5 servings
Serving size: 1⅔ cups
Per serving: 231 calories
Ingredients:
- 3 tablespoons garam masala
- 1 teaspoon ground turmeric
- ¾ teaspoon salt
- ¼ teaspoon crushed red pepper (optional)
- 2 14-ounce packages extra-firm or firm tofu
- 1 tablespoon canola oil plus 2 teaspoons, divided
- 1 large onion, halved and sliced
- 1 large red bell pepper, quartered and sliced
- 1 tablespoon minced fresh ginger
- 2 cloves garlic, minced
- 1 tablespoon flour
- 1 28-ounce can diced tomatoes
- ⅓ cup coconut milk
Instructions:
- Combine garam masala, turmeric, salt and crushed red pepper (if using) in a small bowl. Cut tofu into 1-inch cubes and blot dry with paper towels. Toss the tofu in a medium bowl with 1 tablespoon of the spice mixture.

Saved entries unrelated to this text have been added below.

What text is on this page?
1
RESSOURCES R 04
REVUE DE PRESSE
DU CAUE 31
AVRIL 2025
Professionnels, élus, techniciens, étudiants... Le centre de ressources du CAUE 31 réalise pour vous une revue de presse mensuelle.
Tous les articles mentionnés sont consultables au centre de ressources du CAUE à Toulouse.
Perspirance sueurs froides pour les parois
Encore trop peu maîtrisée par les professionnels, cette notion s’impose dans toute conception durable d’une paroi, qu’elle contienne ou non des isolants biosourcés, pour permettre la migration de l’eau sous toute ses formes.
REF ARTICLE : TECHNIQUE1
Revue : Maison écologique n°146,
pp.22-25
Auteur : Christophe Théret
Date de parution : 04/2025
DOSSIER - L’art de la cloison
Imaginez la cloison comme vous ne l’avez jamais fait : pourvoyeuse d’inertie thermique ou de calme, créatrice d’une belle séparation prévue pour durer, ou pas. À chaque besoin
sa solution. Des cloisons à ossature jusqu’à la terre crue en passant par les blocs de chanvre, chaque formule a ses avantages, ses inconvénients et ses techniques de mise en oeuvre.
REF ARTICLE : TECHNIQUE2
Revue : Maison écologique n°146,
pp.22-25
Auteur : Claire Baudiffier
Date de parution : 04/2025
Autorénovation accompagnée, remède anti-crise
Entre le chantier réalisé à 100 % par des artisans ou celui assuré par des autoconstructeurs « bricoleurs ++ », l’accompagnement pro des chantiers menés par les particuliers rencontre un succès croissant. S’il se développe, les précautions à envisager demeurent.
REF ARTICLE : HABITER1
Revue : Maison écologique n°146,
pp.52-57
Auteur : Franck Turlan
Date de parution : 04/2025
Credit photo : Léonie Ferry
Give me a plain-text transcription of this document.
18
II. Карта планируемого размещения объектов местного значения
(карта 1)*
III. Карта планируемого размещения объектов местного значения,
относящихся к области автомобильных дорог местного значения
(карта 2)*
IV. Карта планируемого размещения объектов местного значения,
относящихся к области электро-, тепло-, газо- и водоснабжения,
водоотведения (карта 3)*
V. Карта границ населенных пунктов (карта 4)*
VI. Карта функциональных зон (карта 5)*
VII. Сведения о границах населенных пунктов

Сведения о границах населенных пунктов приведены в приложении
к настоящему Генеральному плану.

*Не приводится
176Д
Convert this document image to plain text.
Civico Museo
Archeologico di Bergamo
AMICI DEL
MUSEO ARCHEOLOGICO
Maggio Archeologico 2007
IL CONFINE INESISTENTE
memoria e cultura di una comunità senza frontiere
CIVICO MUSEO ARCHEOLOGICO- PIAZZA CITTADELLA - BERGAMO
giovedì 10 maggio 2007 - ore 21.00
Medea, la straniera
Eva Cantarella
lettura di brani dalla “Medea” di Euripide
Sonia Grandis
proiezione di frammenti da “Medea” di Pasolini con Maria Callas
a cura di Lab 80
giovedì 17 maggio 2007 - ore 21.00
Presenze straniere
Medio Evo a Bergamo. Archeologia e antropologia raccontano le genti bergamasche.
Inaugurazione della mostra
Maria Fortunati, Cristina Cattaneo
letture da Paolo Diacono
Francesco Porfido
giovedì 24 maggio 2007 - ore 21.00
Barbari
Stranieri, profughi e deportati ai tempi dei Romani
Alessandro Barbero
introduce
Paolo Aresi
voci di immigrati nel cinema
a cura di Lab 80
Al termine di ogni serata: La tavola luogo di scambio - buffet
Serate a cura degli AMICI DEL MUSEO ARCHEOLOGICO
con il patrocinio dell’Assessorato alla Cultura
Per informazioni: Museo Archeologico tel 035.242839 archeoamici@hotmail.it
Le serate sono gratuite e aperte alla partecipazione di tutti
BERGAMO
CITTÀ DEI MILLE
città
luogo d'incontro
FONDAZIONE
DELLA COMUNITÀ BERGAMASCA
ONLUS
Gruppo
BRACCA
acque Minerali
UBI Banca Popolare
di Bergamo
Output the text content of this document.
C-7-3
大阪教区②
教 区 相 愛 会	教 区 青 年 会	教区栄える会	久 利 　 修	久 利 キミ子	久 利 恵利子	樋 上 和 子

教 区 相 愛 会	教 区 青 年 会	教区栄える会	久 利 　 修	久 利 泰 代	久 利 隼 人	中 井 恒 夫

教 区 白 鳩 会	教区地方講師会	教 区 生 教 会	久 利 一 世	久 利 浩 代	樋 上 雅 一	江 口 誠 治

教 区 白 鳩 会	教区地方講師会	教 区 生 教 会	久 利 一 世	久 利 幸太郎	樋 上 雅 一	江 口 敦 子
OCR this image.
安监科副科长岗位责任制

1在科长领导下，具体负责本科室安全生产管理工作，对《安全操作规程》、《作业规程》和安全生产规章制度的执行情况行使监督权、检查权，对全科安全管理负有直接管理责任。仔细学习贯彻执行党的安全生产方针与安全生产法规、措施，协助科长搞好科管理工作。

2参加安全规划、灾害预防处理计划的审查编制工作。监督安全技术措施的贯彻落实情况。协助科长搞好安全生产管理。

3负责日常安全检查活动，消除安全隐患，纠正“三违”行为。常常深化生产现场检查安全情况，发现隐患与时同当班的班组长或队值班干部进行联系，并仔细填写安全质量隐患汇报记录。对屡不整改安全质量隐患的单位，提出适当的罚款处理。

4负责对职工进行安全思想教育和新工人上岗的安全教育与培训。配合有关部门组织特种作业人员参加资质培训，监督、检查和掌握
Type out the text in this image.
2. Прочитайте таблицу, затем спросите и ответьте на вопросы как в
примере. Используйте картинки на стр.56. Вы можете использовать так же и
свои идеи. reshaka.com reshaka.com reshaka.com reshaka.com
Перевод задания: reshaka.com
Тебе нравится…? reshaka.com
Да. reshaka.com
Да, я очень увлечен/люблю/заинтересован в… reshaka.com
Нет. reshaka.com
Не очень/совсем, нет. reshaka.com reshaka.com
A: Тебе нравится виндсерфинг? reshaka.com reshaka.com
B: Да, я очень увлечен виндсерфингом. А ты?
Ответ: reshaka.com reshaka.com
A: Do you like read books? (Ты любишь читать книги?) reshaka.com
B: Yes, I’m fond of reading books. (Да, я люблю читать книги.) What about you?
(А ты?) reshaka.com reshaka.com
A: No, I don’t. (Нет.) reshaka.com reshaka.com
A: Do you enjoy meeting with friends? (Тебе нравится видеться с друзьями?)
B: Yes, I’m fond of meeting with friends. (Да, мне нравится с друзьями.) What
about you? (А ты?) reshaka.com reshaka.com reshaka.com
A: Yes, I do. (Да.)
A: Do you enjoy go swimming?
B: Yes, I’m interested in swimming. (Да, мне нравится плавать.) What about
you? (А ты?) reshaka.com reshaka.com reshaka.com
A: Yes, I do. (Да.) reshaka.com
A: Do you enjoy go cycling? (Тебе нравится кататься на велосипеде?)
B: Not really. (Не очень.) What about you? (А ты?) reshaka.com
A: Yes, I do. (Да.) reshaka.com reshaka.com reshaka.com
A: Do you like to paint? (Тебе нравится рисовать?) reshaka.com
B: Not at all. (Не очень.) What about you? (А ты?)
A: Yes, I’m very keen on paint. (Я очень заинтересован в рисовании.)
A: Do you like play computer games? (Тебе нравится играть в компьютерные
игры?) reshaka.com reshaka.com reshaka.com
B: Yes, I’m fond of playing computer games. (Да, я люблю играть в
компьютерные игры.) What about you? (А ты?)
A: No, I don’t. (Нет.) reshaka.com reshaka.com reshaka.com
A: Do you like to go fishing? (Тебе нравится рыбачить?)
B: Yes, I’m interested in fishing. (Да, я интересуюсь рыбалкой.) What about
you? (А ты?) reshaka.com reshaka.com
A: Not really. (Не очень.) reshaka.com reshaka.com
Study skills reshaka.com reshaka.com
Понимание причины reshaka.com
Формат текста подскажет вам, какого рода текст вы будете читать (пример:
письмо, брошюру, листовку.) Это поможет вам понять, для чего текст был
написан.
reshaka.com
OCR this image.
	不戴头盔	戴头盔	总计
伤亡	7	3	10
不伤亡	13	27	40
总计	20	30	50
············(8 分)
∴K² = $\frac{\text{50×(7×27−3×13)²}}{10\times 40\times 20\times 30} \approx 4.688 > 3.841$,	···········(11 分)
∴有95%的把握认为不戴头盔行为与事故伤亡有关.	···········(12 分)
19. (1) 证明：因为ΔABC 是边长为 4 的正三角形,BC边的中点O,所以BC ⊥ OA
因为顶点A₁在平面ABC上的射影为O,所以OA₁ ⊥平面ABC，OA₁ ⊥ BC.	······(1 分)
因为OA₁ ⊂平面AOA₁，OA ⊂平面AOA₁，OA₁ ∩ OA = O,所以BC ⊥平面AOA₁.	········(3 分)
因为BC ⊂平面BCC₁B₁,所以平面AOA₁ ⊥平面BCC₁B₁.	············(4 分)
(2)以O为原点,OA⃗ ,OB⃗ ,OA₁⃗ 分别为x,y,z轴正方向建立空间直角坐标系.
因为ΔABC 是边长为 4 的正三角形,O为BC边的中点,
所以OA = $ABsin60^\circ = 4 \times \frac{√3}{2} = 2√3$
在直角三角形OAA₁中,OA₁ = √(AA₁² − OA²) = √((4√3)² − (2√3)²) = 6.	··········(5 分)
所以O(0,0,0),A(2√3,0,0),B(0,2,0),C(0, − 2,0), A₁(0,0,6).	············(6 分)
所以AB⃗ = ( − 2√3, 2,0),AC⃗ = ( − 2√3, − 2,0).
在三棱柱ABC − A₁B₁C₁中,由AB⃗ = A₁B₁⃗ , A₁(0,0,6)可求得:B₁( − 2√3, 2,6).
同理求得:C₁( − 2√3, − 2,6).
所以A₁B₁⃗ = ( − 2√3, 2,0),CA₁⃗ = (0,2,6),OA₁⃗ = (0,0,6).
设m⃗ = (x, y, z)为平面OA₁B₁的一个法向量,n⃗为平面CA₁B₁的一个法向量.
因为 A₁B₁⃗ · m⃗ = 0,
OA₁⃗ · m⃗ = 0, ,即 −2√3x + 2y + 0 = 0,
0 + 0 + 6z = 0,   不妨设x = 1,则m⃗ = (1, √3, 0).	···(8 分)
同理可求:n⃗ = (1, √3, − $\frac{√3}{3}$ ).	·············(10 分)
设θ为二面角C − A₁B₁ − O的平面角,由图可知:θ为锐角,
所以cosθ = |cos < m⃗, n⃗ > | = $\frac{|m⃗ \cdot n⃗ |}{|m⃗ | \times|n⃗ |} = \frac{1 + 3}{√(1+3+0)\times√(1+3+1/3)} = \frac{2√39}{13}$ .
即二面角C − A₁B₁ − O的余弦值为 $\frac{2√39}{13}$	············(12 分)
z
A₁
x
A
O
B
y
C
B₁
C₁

- Heat 1 tablespoon oil in a large nonstick skillet over medium-high heat. Add the tofu and cook, stirring every 2 minutes, until browned, 8 to 10 minutes. Transfer to a plate.
- Add the remaining 2 teaspoons oil, onion, bell pepper, ginger and garlic and cook, stirring often, until starting to brown, 5 to 7 minutes. Add flour and the remaining spice mix; stir until fragrant and coated, about 1 minute. Add tomatoes, bring to a simmer and cook, stirring often, until the vegetables are tender, 3 to 5 minutes more.
- Return the tofu to the pan; cook, stirring, until heated through, about 2 minutes. Remove from heat and stir in coconut milk.